When you think of DR Congo, you probably envision a tribal life dripped in poverty. Don't limit yourself to this cliched vision. Here's an article that showcases how much more the Republic of the Congo has to offer and all the things that you must note before planning your trip.

In terms of the size of African countries, the Democratic Republic of Congo is second only to Algeria. This makes it the second-largest country in Africa and the largest in central Africa. This Central African Republic was once known as Zaire, and though it had a troubled past, it is much underrated as a tourist place.

The country is in the heart of central Africa and shares its borders with nine countries. The Congo River separates DR Congo and the Republic of Congo on the northwest. In the north, the country shares a border with the Central African Republic. The country shares its eastern borders with South Sudan, Rwanda, and Burundi. Lake Albert separates Uganda from the Republic of the Congo. In the south, Tanzania, Zambia, and Angola are Congo's neighbors. The country also has a small coastline along the Atlantic Ocean.

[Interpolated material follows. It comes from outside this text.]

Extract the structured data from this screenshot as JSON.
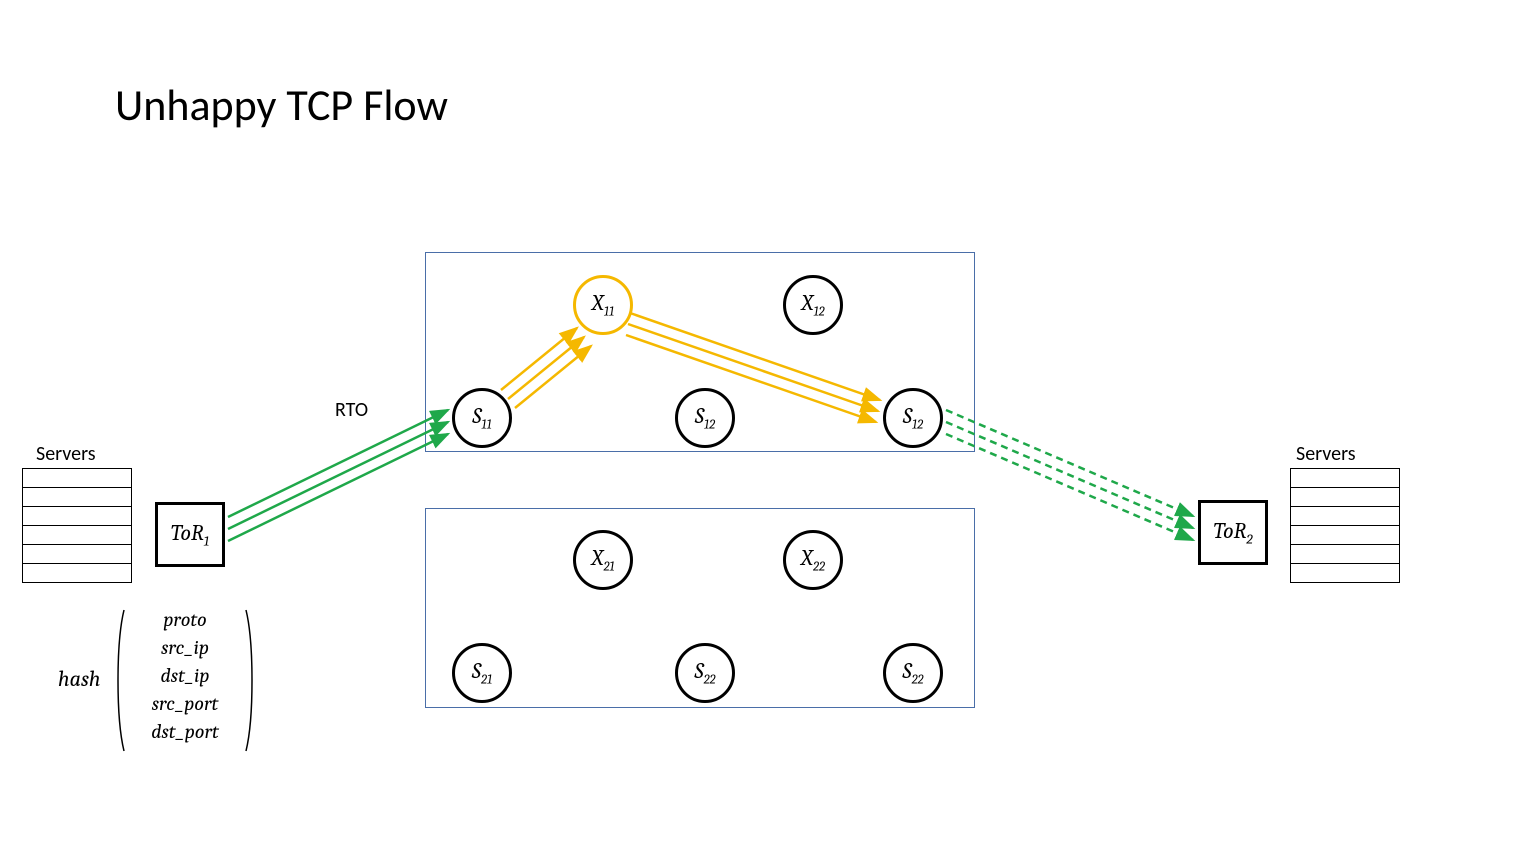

The people here speak over 250 languages and dialects, of which French is the official language. The inhabitants of Congo represent over 200 African ethnic groups. People here are polite, warm, and friendly and they maintain a strong focus on family. Despite Congo being one of the most resource-rich countries in Africa, many citizens throughout the entire country continue to live in extreme poverty.

Taking into account Congo's history as a European colony, it isn't too surprising to note that the Congolese people often douse their food with mayonnaise.

DR Congo is home to Africa's oldest national park; the Virunga National Park. If you're lucky, you'll be able to spot rare mountain gorillas along with lions and elephants in this park. The Okapi, or forest giraffe, with the structure of a deer and a zebra's stripes, is another rare animal found only in Congo. Other places that find a spot on tourist itineraries include Garamba National Park and the Congo River. This is the world's deepest river.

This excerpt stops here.